Strategies¶

A continuation strategy is the technique used to coerce a chat-tuned LLM into outputting raw text continuation rather than a conversational response.

Why strategies are needed¶

Chat-tuned models respond to user messages. If you send "The ship rounded the headland and" as a user message, most models reply with something like:

"Sure! Here's a continuation of that sentence: The ship rounded the headland and entered the calm harbor..."

That preamble is useless. Strategies suppress it.

The five strategies¶

`completion`¶

Used for: OpenAI base models (gpt-3.5-turbo-instruct, davinci-002)

These models expose the /completions endpoint, which continues text natively — no coercion needed. The prefix is sent as-is and the model continues it.

`prefill`¶

Used for: Anthropic models (Claude 2, Claude 3, some Claude 4 variants)

Anthropic's API allows seeding the assistant turn before generation begins. basemode puts the full prefix in the system prompt and seeds the assistant turn with the last ~20 characters. The model, seeing it has "already started" the response, continues naturally from that point.

This is the cleanest strategy when it works — output requires minimal post-processing.

`system`¶

Used for: Most chat models as the primary or fallback strategy

Sends a system prompt instructing the model to output only the continuation text, with no acknowledgment. Works on GPT-4, most Gemini models, and any model that follows system instructions reliably. Requires space-prefix repair on outputs.

`few_shot`¶

Used for: Stubborn models that ignore plain system instructions

Augments the system prompt with four varied examples showing the desired continuation behavior (fiction, technical, poetry, dialogue). The examples demonstrate the pattern clearly enough that even models resistant to direct instruction tend to comply.

`fim`¶

Used for: Code-specialized models (DeepSeek Coder, StarCoder, CodeLlama)

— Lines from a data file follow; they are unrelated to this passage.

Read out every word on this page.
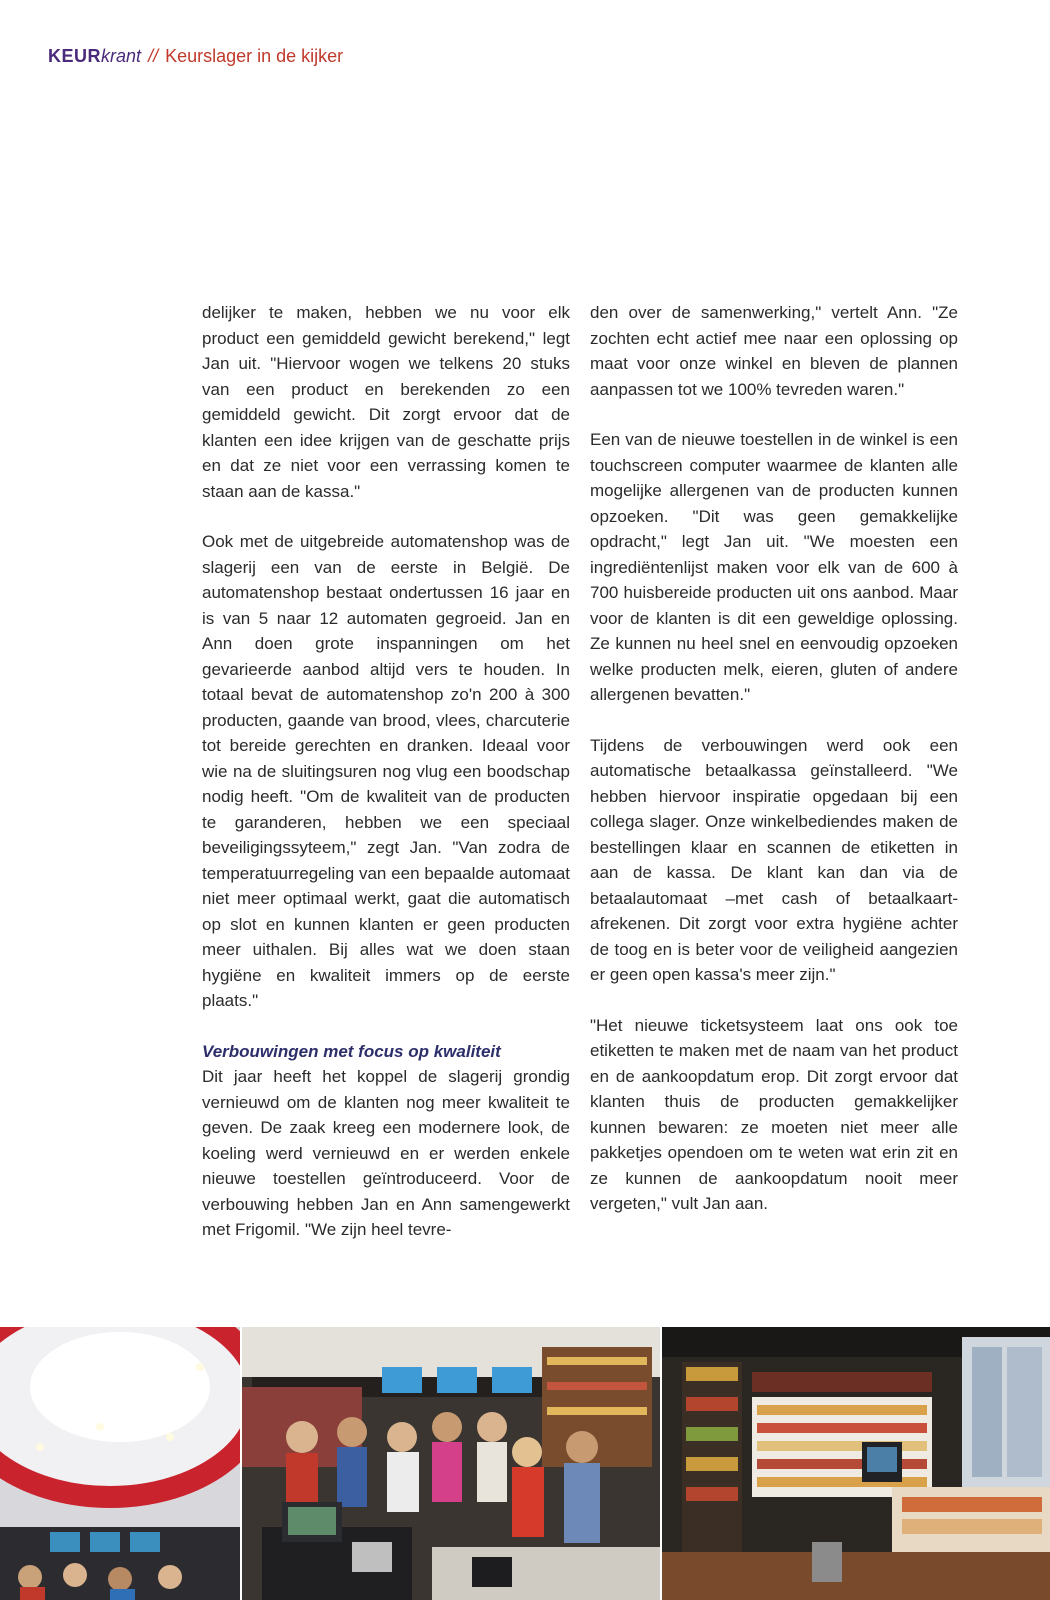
KEURkrant // Keurslager in de kijker

delijker te maken, hebben we nu voor elk product een gemiddeld gewicht berekend," legt Jan uit. "Hiervoor wogen we telkens 20 stuks van een product en berekenden zo een gemiddeld gewicht. Dit zorgt ervoor dat de klanten een idee krijgen van de geschatte prijs en dat ze niet voor een verrassing komen te staan aan de kassa."

Ook met de uitgebreide automatenshop was de slagerij een van de eerste in België. De automatenshop bestaat ondertussen 16 jaar en is van 5 naar 12 automaten gegroeid. Jan en Ann doen grote inspanningen om het gevarieerde aanbod altijd vers te houden. In totaal bevat de automatenshop zo'n 200 à 300 producten, gaande van brood, vlees, charcuterie tot bereide gerechten en dranken. Ideaal voor wie na de sluitingsuren nog vlug een boodschap nodig heeft. "Om de kwaliteit van de producten te garanderen, hebben we een speciaal beveiligingssyteem," zegt Jan. "Van zodra de temperatuurregeling van een bepaalde automaat niet meer optimaal werkt, gaat die automatisch op slot en kunnen klanten er geen producten meer uithalen. Bij alles wat we doen staan hygiëne en kwaliteit immers op de eerste plaats."

Verbouwingen met focus op kwaliteit

Dit jaar heeft het koppel de slagerij grondig vernieuwd om de klanten nog meer kwaliteit te geven. De zaak kreeg een modernere look, de koeling werd vernieuwd en er werden enkele nieuwe toestellen geïntroduceerd. Voor de verbouwing hebben Jan en Ann samengewerkt met Frigomil. "We zijn heel tevre-

den over de samenwerking," vertelt Ann. "Ze zochten echt actief mee naar een oplossing op maat voor onze winkel en bleven de plannen aanpassen tot we 100% tevreden waren."

Een van de nieuwe toestellen in de winkel is een touchscreen computer waarmee de klanten alle mogelijke allergenen van de producten kunnen opzoeken. "Dit was geen gemakkelijke opdracht," legt Jan uit. "We moesten een ingrediëntenlijst maken voor elk van de 600 à 700 huisbereide producten uit ons aanbod. Maar voor de klanten is dit een geweldige oplossing. Ze kunnen nu heel snel en eenvoudig opzoeken welke producten melk, eieren, gluten of andere allergenen bevatten."

Tijdens de verbouwingen werd ook een automatische betaalkassa geïnstalleerd. "We hebben hiervoor inspiratie opgedaan bij een collega slager. Onze winkelbediendes maken de bestellingen klaar en scannen de etiketten in aan de kassa. De klant kan dan via de betaalautomaat –met cash of betaalkaart- afrekenen. Dit zorgt voor extra hygiëne achter de toog en is beter voor de veiligheid aangezien er geen open kassa's meer zijn."

"Het nieuwe ticketsysteem laat ons ook toe etiketten te maken met de naam van het product en de aankoopdatum erop. Dit zorgt ervoor dat klanten thuis de producten gemakkelijker kunnen bewaren: ze moeten niet meer alle pakketjes opendoen om te weten wat erin zit en ze kunnen de aankoopdatum nooit meer vergeten," vult Jan aan.
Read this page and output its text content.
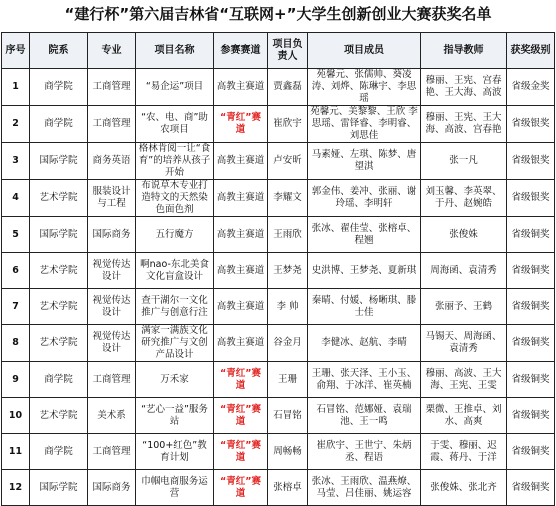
“建行杯”第六届吉林省“互联网+”大学生创新创业大赛获奖名单
序号	院系	专业	项目名称	参赛赛道	项目负责人	项目成员	指导教师	获奖级别
1	商学院	工商管理	“易企运”项目	高教主赛道	贾鑫磊	苑馨元、张儒帅、葵凌涛、刘烨、陈琳宇、李思瑶	穆丽、王宪、宫春艳、王大海、高波	省级金奖
2	商学院	工商管理	“农、电、商”助农项目	“青红”赛道	崔欣宇	苑馨元、美黎黎、王欣 李思瑶、雷铎睿、李明睿、刘思佳	穆丽、王宪、王大海、高波、宫春艳	省级银奖
3	国际学院	商务英语	格林肯阅一让“食育”的培养从孩子开始	高教主赛道	卢安昕	马素娅、左琪、陈梦、唐望淇	张一凡	省级银奖
4	艺术学院	服装设计与工程	布说草木专业打造特文的天然染色面色剂	高教主赛道	李耀文	郭金伟、姜冲、张丽、谢玲瑶、李明轩	刘玉馨、李英翠、于丹、赵婉皓	省级银奖
5	国际学院	国际商务	五行魔方	高教主赛道	王雨欣	张冰、翟佳莹、张榕卓、程翘	张俊姝	省级铜奖
6	艺术学院	视觉传达设计	啊nao-东北美食文化盲盒设计	高教主赛道	王梦尧	史洪博、王梦尧、夏新琪	周海函、袁清秀	省级铜奖
7	艺术学院	视觉传达设计	查干湖尔一文化推广与创意行注	高教主赛道	李 帅	秦晴、付媛、杨晰琪、滕士佳	张丽予、王鹤	省级铜奖
8	艺术学院	视觉传达设计	满家一满族文化研究推广与文创产品设计	高教主赛道	谷金月	李健冰、赵航、李晴	马锡天、周海函、袁清秀	省级铜奖
9	商学院	工商管理	万禾家	“青红”赛道	王珊	王珊、张天泽、王小玉、俞翔、于冰洋、崔英楠	穆丽、高波、王大海、王宪、王雯	省级铜奖
10	艺术学院	美术系	“艺心一益”服务站	“青红”赛道	石冒铭	石冒铭、范娜娅、袁瑞池、王一鸣	栗微、王推卓、刘水、高爽	省级铜奖
11	商学院	工商管理	“100+红色”教育计划	“青红”赛道	周畅畅	崔欣宇、王世宁、朱炳丞、程语	于雯、穆丽、迟霞、蒋丹、于洋	省级铜奖
12	国际学院	国际商务	巾帼电商服务运营	“青红”赛道	张榕卓	张冰、王雨欣、温燕燎、马莹、吕佳丽、姚运容	张俊姝、张北齐	省级铜奖
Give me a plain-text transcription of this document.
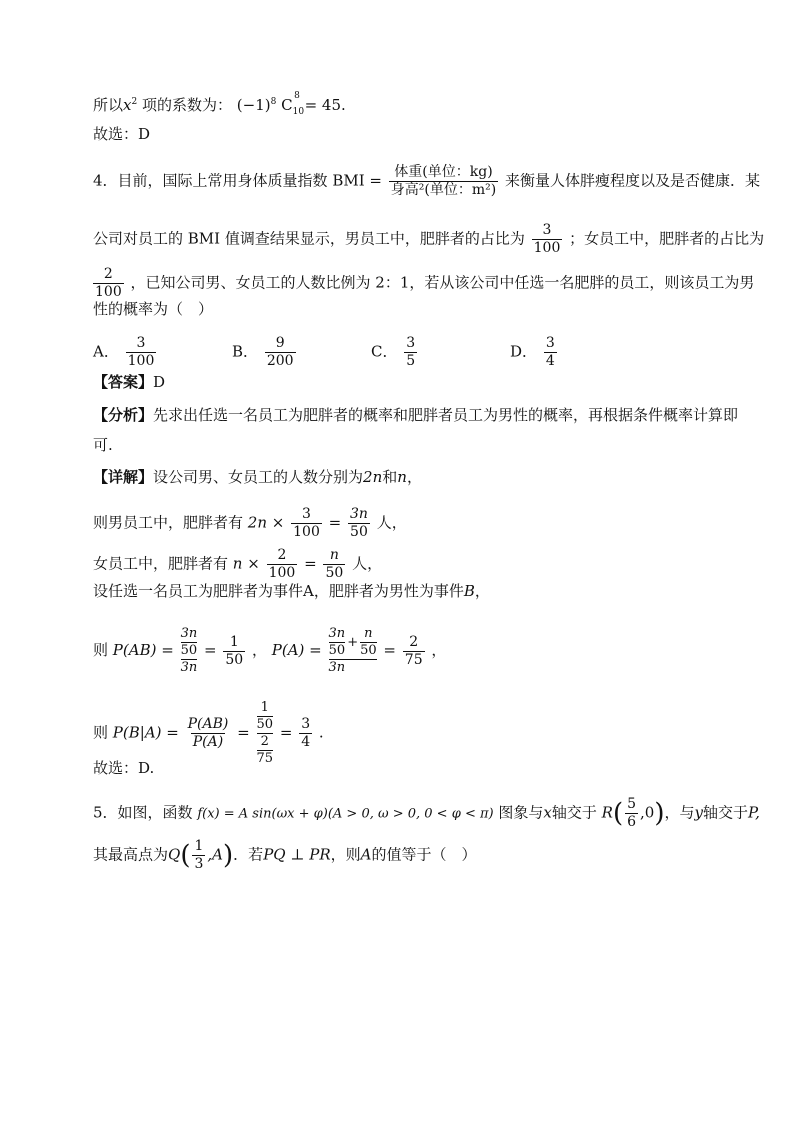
所以$x^2$ 项的系数为： $(-1)^8$ $C_{10}^8 = 45$.
故选：D
4．目前，国际上常用身体质量指数 BMI = $\frac{\text{体重(单位：kg)}}{\text{身高²(单位：m²)}}$ 来衡量人体胖瘦程度以及是否健康．某
公司对员工的 BMI 值调查结果显示，男员工中，肥胖者的占比为 $\frac{3}{100}$ ；女员工中，肥胖者的占比为
$\frac{2}{100}$ ，已知公司男、女员工的人数比例为 2：1，若从该公司中任选一名肥胖的员工，则该员工为男
性的概率为（　）
A． $\frac{3}{100}$	B． $\frac{9}{200}$	C． $\frac{3}{5}$	D． $\frac{3}{4}$
【答案】D
【分析】先求出任选一名员工为肥胖者的概率和肥胖者员工为男性的概率，再根据条件概率计算即
可.
【详解】设公司男、女员工的人数分别为2n和n，
则男员工中，肥胖者有 $2n \times \frac{3}{100} = \frac{3n}{50}$ 人，
女员工中，肥胖者有 $n \times \frac{2}{100} = \frac{n}{50}$ 人，
设任选一名员工为肥胖者为事件A，肥胖者为男性为事件B，
则 $P(AB) = \frac{\frac{3n}{50}}{3n} = \frac{1}{50}$ ， $P(A) = \frac{\frac{3n}{50} + \frac{n}{50}}{3n} = \frac{2}{75}$ ，
则 $P(B|A) = \frac{P(AB)}{P(A)} = \frac{\frac{1}{50}}{\frac{2}{75}} = \frac{3}{4}$ .
故选：D.
5．如图，函数 f(x) = A sin(ωx + φ)(A > 0, ω > 0, 0 < φ < π) 图象与x轴交于 $R( \frac{5}{6} ,0)$，与y轴交于P,
其最高点为$Q( \frac{1}{3} ,A)$．若PQ ⊥ PR，则A的值等于（　）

Uses the model's native fill-in-the-middle tokens (<fim_prefix>, <fim_suffix>, <fim_middle> or equivalent). The prefix is provided as the FIM prefix, with an empty FIM suffix, so the model generates continuation tokens directly.

Strategy detection¶

basemode auto-detects the right strategy from the model name:

from basemode import detect_strategy

strategy = detect_strategy("gpt-4o-mini")       # → SystemPromptStrategy
strategy = detect_strategy("claude-opus-4-7")   # → PrefillStrategy
strategy = detect_strategy("deepseek-coder")    # → FIMStrategy

Detection logic: 1. Normalize the model name (resolve aliases, infer provider prefix) 2. Check for known completion-endpoint models 3. Check provider prefix for Anthropic → prefill 4. Check for code models → FIM 5. Default → system prompt

Override¶

async for token in continue_text(
    "prefix",
    model="gpt-4o-mini",
    strategy="few_shot",   # force a specific strategy
):
    ...

basemode "prefix" --strategy few_shot

Compatibility handling¶

Some models need special treatment beyond strategy selection:

GPT-5, o-series: temperature parameter is rejected — basemode strips it automatically
Claude 4.6+: prefill is not supported — automatically falls back to system prompt
Gemini 2.5, Kimi K2.5: thinking/reasoning models — basemode allocates a thinking budget automatically and strips the <think> block from output

These quirks are handled in strategies/compat.py and are transparent to callers.

Token boundary healing¶

During streaming, word boundaries can fall mid-token. basemode's healing layer:

Buffers the final few tokens of each generation
Detects split compounds (coward + ice → should be cowardice)
Repairs leading/trailing spaces based on context
Collapses unnecessary newlines
Removes any rewound prefix fragments if rewind=True

This happens automatically and is transparent to callers.